Intervention de Jean-Claude Carle

Réunion du 21 septembre 2006 à 15h00
Prévention de la délinquance — Articles additionnels après l'article 37

Photo de Jean-Claude CarleJean-Claude Carle :

Ayant consulté le bulletin des commissions, je sais déjà que, là encore, on va me demander de retirer cet amendement. Je vais néanmoins tenter ma chance car, monsieur le ministre, je crois profondément que ma proposition nous permettrait d'accomplir de grands progrès dans le traitement de la délinquance des mineurs.

En effet, cet amendement vise à étendre très substantiellement l'utilisation d'une mesure créée en 1993 et dont on ne parle pratiquement jamais, mais qui est éminemment intéressante, à savoir la mesure de réparation.

La réparation n'est pas un stage de citoyenneté ni un travail d'intérêt général, c'est une mesure prise en relation directe avec le délit commis et même, si c'est possible, en relation directe avec la victime. Elle relève de ce qu'on appelle la justice « restaurative » parce qu'elle doit permettre, au moins en partie, de rétablir la situation qui a été dégradée par le comportement du mineur. Par exemple, un adolescent qui arrache son sac à une vieille dame devra rendre service à cette personne pendant quelques semaines en faisant ses courses ou, si la victime n'est pas d'accord, aller aider les personnels d'un établissement pour personnes âgées.

Lors des déplacements à l'étranger de la commission d'enquête sur la délinquance des mineurs, nous avons vu cette mesure mise en oeuvre de manière très systématique, aux Pays-Bas par exemple. Dans ce pays, la plupart des mineurs qui commettent une infraction pour la première fois se voient proposer une mesure de réparation. Ils sont confiés à une structure, appelée bureau Halt, gérée et financée à la fois par l'État et les communes, qui est chargée de définir la mesure de réparation et d'en exercer le suivi. Chaque commune d'une certaine importance dispose d'un bureau Halt.

Chez nous, la mesure de réparation est possible, mais facultative, à tous les stades de la procédure, de sorte qu'elle n'est utilisée que de manière limitée. Je propose la mise en oeuvre systématique de cette mesure pour les primo-délinquants : je suis persuadé que c'est le moyen le plus efficace pour éviter que ces jeunes aient à nouveau affaire à la justice.

Mon amendement vise donc à rendre obligatoire cette mesure pour les mineurs qui commettent leur première infraction. Corrélativement, des « maisons de la réparation » devraient être créées dans les communes de plus de 10 000 habitants pour permettre d'organiser et de suivre ces mesures de réparation. Bien entendu, il convient de différer l'entrée en vigueur de ce dispositif pour prendre en compte les contraintes de sa mise en oeuvre.

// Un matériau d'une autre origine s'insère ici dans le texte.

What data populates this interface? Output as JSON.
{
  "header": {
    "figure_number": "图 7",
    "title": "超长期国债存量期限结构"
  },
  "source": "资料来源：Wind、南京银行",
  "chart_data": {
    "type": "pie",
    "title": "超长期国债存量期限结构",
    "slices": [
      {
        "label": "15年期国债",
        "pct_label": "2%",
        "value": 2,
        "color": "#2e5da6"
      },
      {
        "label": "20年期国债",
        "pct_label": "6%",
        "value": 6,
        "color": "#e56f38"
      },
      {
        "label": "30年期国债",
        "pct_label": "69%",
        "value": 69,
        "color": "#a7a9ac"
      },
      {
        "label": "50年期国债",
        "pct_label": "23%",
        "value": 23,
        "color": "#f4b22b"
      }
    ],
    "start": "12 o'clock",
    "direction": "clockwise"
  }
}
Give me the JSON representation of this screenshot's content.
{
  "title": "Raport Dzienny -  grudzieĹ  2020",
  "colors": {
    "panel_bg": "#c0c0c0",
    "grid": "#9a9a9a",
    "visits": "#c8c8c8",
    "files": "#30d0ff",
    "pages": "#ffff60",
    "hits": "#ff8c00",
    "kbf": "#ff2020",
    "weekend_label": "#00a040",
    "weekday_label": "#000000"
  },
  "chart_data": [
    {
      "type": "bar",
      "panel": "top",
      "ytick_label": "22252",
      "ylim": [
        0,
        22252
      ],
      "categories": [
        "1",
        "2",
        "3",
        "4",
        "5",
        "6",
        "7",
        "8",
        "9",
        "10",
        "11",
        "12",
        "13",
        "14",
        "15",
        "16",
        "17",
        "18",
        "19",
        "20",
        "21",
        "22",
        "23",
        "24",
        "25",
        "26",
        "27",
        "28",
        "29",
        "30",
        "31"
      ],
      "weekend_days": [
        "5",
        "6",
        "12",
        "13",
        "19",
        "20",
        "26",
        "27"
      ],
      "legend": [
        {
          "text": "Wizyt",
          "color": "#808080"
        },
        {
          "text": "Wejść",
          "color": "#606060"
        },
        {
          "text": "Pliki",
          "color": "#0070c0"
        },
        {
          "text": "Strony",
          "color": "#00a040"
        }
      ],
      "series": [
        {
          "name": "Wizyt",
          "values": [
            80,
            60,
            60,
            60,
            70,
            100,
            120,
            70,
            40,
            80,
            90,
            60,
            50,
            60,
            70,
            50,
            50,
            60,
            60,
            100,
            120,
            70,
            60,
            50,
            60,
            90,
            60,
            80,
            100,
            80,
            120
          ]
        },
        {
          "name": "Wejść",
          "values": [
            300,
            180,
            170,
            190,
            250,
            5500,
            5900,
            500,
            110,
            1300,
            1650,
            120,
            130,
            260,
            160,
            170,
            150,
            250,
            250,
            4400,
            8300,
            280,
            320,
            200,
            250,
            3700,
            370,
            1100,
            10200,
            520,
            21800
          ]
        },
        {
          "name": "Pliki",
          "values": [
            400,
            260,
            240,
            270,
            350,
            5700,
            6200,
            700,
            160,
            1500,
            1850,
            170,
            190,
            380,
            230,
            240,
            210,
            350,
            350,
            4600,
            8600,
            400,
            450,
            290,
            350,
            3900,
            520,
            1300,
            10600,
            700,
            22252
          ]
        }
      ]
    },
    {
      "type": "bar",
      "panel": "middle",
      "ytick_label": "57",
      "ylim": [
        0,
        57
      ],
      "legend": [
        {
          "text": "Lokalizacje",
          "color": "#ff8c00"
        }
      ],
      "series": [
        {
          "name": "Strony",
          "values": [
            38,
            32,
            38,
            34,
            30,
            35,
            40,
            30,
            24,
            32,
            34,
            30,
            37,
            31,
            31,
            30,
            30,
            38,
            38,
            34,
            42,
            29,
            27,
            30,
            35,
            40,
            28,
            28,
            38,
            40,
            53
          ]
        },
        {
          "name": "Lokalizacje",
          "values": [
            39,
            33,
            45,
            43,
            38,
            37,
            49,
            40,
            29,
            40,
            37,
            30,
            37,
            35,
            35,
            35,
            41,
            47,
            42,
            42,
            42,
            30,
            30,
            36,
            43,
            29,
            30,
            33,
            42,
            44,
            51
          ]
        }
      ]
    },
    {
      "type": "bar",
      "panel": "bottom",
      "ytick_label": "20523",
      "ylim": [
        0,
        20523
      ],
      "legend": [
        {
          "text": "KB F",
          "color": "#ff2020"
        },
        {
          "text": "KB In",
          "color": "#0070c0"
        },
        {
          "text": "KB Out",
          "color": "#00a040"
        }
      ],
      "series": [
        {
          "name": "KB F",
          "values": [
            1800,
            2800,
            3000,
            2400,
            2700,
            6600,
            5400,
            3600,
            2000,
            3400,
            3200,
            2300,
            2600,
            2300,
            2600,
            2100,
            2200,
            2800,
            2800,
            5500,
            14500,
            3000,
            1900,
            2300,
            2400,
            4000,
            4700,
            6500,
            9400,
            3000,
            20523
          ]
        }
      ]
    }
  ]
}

Permettez-moi, monsieur le rapporteur, de devancer les objections que je vais sans doute entendre de votre part dans un instant.

Vous m'opposerez les principes de la procédure pénale, celui de l'opportunité des poursuites en particulier. Mais la mesure que je propose interviendrait avant que le procureur ait statué sur l'opportunité des poursuites. En cas d'échec de la mesure, le procureur retrouverait toute sa liberté de poursuivre ou non.

Par ailleurs, à ma connaissance, l'opportunité des poursuites n'est pas un principe constitutionnel et nous y avons déjà apporté bien des tempéraments. Par exemple, lorsque les mesures alternatives aux poursuites échouent, le code de procédure pénale prévoit que, sauf élément nouveau, le procureur met en oeuvre une composition pénale ou engage des poursuites. Je ne crois donc pas que mon amendement, qui ne concernerait que les primo-délinquants, porte atteinte à ces règles essentielles.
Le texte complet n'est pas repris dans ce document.